Athens is en route to making its own uptown roads biker friendly. The town has a number of bike lanes—on Richland, Court, and Congress streets. While many people think the city just has to “slap some paint on the road” to create those lanes, it isn’t that easy, says Athens street director Andy Stone. Bike lanes have to meet two criteria: there is a high demand from cyclists and there is a hazardous traffic situation. There are engineering principles, Ohio state laws, speed limits, and intersections to consider. A committed cyclist, Andy plans for more bike lanes in the future. He is part of a committee formed by the city called Pedestrian/Bicycle Safety Group. Comprised of city officials, university staff, and community members, the group is working to create a comprehensive plan to enhance the biking opportunities in town. It is even considering hiring an outside professional to assess the city’s biking infrastructure and help produce a bike plan.

If a committee isn’t for you, there are still plenty of ways to participate in Athens’ bike culture. There are two biking clubs on campus: the Mountain Bike Club, whose members might be found riding on the Sells Park trails, and the Cycling Team.

“Ohio University has a lot of talented, experienced riders, and the Athens area benefits from some great training areas and support from the general population,” says Dan Zeitler, president of the Cycling Team.
Critical Mass is another informal group that invites all bikers to meet on the college green the last Friday of every month and take a group ride through the city.

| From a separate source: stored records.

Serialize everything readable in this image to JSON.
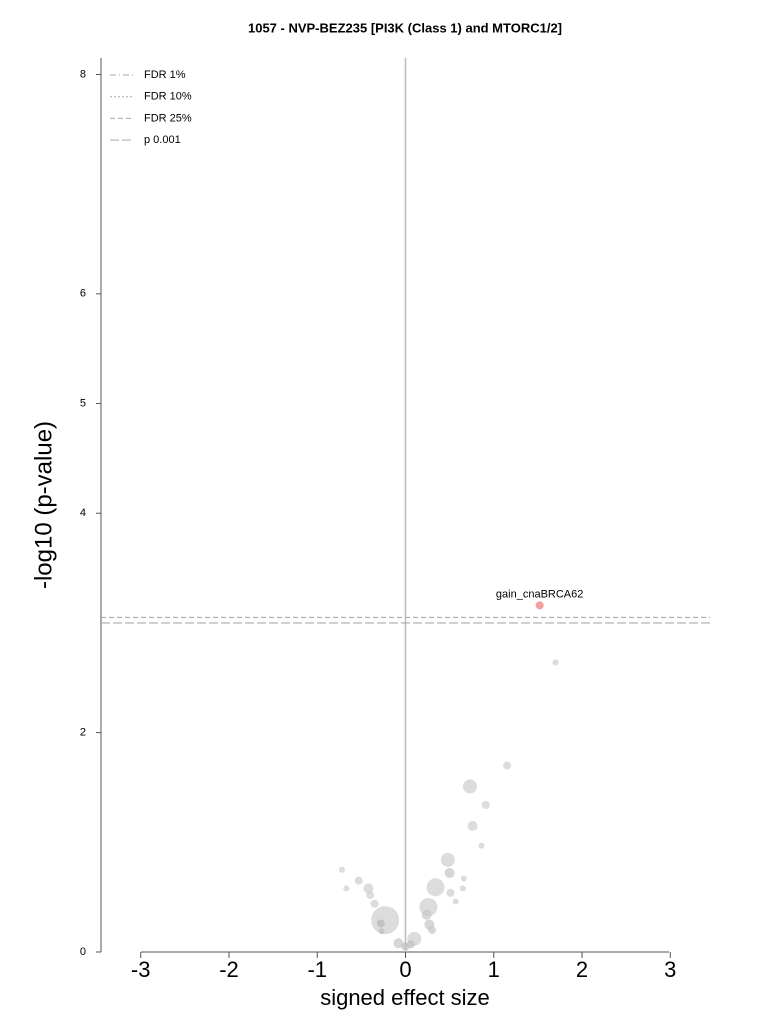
{
  "chart_data": {
    "type": "scatter",
    "title": "1057 - NVP-BEZ235 [PI3K (Class 1) and MTORC1/2]",
    "xlabel": "signed effect size",
    "ylabel": "-log10 (p-value)",
    "xlim": [
      -3.45,
      3.45
    ],
    "ylim": [
      0,
      8.15
    ],
    "xticks": [
      -3,
      -2,
      -1,
      0,
      1,
      2,
      3
    ],
    "yticks": [
      0,
      2,
      4,
      5,
      6,
      8
    ],
    "vline": 0,
    "reference_lines": [
      {
        "name": "FDR 1%",
        "dash": "6,3,1,3",
        "value": null
      },
      {
        "name": "FDR 10%",
        "dash": "2,2",
        "value": null
      },
      {
        "name": "FDR 25%",
        "dash": "5,3",
        "value": 3.05
      },
      {
        "name": "p 0.001",
        "dash": "9,3",
        "value": 3.0
      }
    ],
    "x": [
      1.52,
      1.7,
      1.15,
      0.73,
      0.91,
      0.76,
      0.86,
      0.48,
      0.5,
      0.34,
      0.66,
      0.65,
      0.51,
      0.57,
      0.26,
      0.24,
      0.27,
      0.3,
      0.1,
      0.06,
      -0.08,
      0,
      -0.23,
      -0.28,
      -0.27,
      -0.35,
      -0.4,
      -0.42,
      -0.53,
      -0.72,
      -0.67
    ],
    "values": [
      3.16,
      2.64,
      1.7,
      1.51,
      1.34,
      1.15,
      0.97,
      0.84,
      0.72,
      0.59,
      0.67,
      0.58,
      0.54,
      0.46,
      0.41,
      0.34,
      0.25,
      0.2,
      0.12,
      0.07,
      0.08,
      0.05,
      0.29,
      0.26,
      0.19,
      0.44,
      0.52,
      0.58,
      0.65,
      0.75,
      0.58
    ],
    "sizes": [
      4,
      3,
      4,
      7,
      4,
      5,
      3,
      7,
      5,
      9,
      3,
      3,
      4,
      3,
      9,
      5,
      5,
      4,
      7,
      4,
      5,
      4,
      14,
      4,
      3,
      4,
      4,
      5,
      4,
      3,
      3
    ],
    "colors": [
      "#f08080",
      "#d0d0d0",
      "#d0d0d0",
      "#d0d0d0",
      "#d0d0d0",
      "#d0d0d0",
      "#d0d0d0",
      "#d0d0d0",
      "#c8c8c8",
      "#d0d0d0",
      "#d0d0d0",
      "#d0d0d0",
      "#d0d0d0",
      "#d0d0d0",
      "#d0d0d0",
      "#c8c8c8",
      "#c8c8c8",
      "#c8c8c8",
      "#d0d0d0",
      "#c0c0c0",
      "#c8c8c8",
      "#c0c0c0",
      "#d0d0d0",
      "#b8b8b8",
      "#c0c0c0",
      "#d0d0d0",
      "#d0d0d0",
      "#d0d0d0",
      "#d0d0d0",
      "#d0d0d0",
      "#d0d0d0"
    ],
    "labels": [
      "gain_cnaBRCA62",
      null,
      null,
      null,
      null,
      null,
      null,
      null,
      null,
      null,
      null,
      null,
      null,
      null,
      null,
      null,
      null,
      null,
      null,
      null,
      null,
      null,
      null,
      null,
      null,
      null,
      null,
      null,
      null,
      null,
      null
    ]
  }
}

“The goal of the movement is simply the celebration of cycling,” says Cornwell.
Athens has plenty to celebrate. The bikeway, trails, and back country roads in Athens lure many cyclist to come to Southeast Ohio for a ride. However, there are still many cyclists who have yet to experience all that Athens has to offer. “It’s a secret—pretty well hidden,” says Geoff Morgan, a community member, who can be seen transporting his seven-month-old daughter on his bike. The secret is out now; so get your bicycle map today and take a ride!